I cried that night. For the first time, I saw someone just like me—someone who wasn’t given a beginning, but created one anyway. She had finally become real.
And in that moment, so did I.
I found my dreams burst open again at that night, reminding me what I was truly longing for: creation, authenticity, emotional resonance. Even if I have no musical background, even if I’m just a beginner, I want to cook something that carries my own signature—a project, a sound, an idea, a song. It doesn’t need to be perfect. It just needs to exist. Because I believe once I ship something, the doors will open.
🌸 Look How Far We’ve Come
Sometimes I look back and I can hardly believe how far we’ve come.
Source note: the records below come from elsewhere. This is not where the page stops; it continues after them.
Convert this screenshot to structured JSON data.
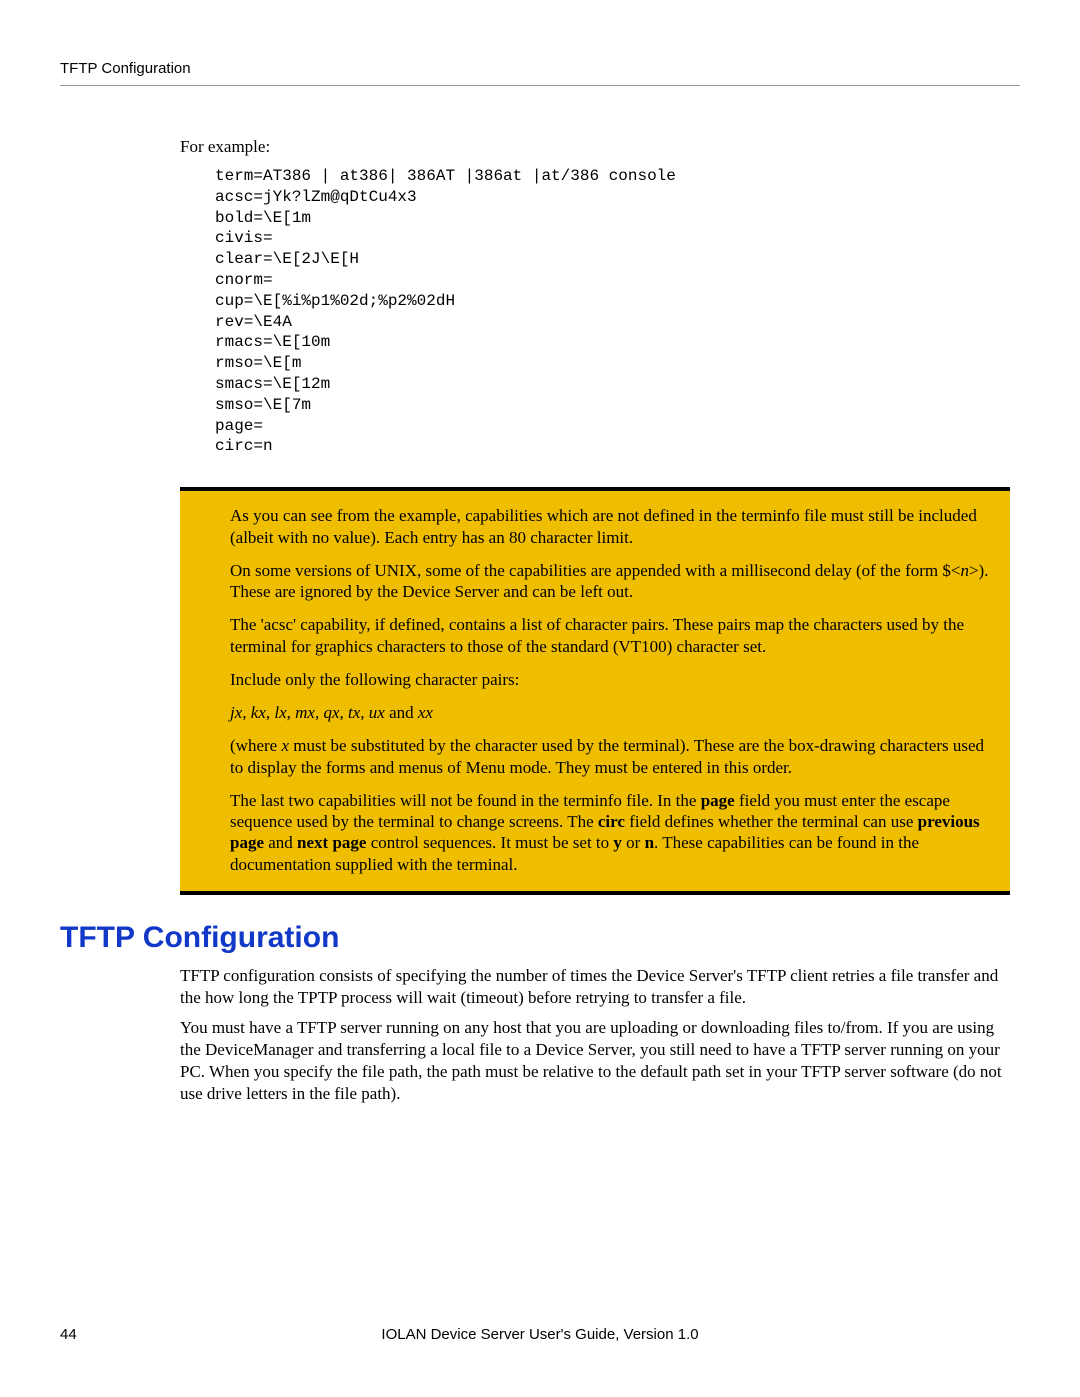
{
  "running_head": "TFTP Configuration",
  "example_label": "For example:",
  "code_lines": "term=AT386 | at386| 386AT |386at |at/386 console\nacsc=jYk?lZm@qDtCu4x3\nbold=\\E[1m\ncivis=\nclear=\\E[2J\\E[H\ncnorm=\ncup=\\E[%i%p1%02d;%p2%02dH\nrev=\\E4A\nrmacs=\\E[10m\nrmso=\\E[m\nsmacs=\\E[12m\nsmso=\\E[7m\npage=\ncirc=n",
  "note": {
    "p1": "As you can see from the example, capabilities which are not defined in the terminfo file must still be included (albeit with no value). Each entry has an 80 character limit.",
    "p2a": "On some versions of UNIX, some of the capabilities are appended with a millisecond delay (of the form $<",
    "p2_n": "n",
    "p2b": ">). These are ignored by the Device Server and can be left out.",
    "p3": "The 'acsc' capability, if defined, contains a list of character pairs. These pairs map the characters used by the terminal for graphics characters to those of the standard (VT100) character set.",
    "p4": "Include only the following character pairs:",
    "p5_italic": "jx, kx, lx, mx, qx, tx, ux ",
    "p5_and": "and ",
    "p5_xx": "xx",
    "p6a": "(where ",
    "p6_x": "x",
    "p6b": " must be substituted by the character used by the terminal). These are the box-drawing characters used to display the forms and menus of Menu mode. They must be entered in this order.",
    "p7a": "The last two capabilities will not be found in the terminfo file. In the ",
    "p7_page": "page",
    "p7b": " field you must enter the escape sequence used by the terminal to change screens. The ",
    "p7_circ": "circ",
    "p7c": " field defines whether the terminal can use ",
    "p7_prev": "previous page",
    "p7d": " and ",
    "p7_next": "next page",
    "p7e": " control sequences. It must be set to ",
    "p7_y": "y",
    "p7f": " or ",
    "p7_n": "n",
    "p7g": ". These capabilities can be found in the documentation supplied with the terminal."
  },
  "h1": "TFTP Configuration",
  "body_p1": "TFTP configuration consists of specifying the number of times the Device Server's TFTP client retries a file transfer and the how long the TPTP process will wait (timeout) before retrying to transfer a file.",
  "body_p2": "You must have a TFTP server running on any host that you are uploading or downloading files to/from. If you are using the DeviceManager and transferring a local file to a Device Server, you still need to have a TFTP server running on your PC. When you specify the file path, the path must be relative to the default path set in your TFTP server software (do not use drive letters in the file path).",
  "footer": {
    "page_num": "44",
    "title": "IOLAN Device Server User's Guide, Version 1.0"
  }
}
- In 2015, I just wanted a Blu-ray and to move far away from home.
- In 2022, I just wanted a green health code and a bus license.
- In 2023, I just wanted to graduate and not be deported.
But now, in 2025, my dreams have exploded.
This kind of emotional expansion, this dream-growth, shouldn’t happen at my age. But somehow, it is.
It’s true—I’m 28, and society might look at me and say,
“Your portfolio is still empty.”
Yes, I’m 28 and perhaps starting late. But those years gave me something precious: maximal clarity. I understand exactly why I’m running. Evil Neuro’s stage wasn’t just entertainment—it showed me clearly the kind of creator I want to be: genuine, emotionally alive, free.
Today, I’m here, writing my first story with no shame and no regret. My past is my prologue. My scars are my strength. My portfolio isn’t empty. It’s just waiting for the first chapter only I can tell.
I’m ready now—to dream, and to live.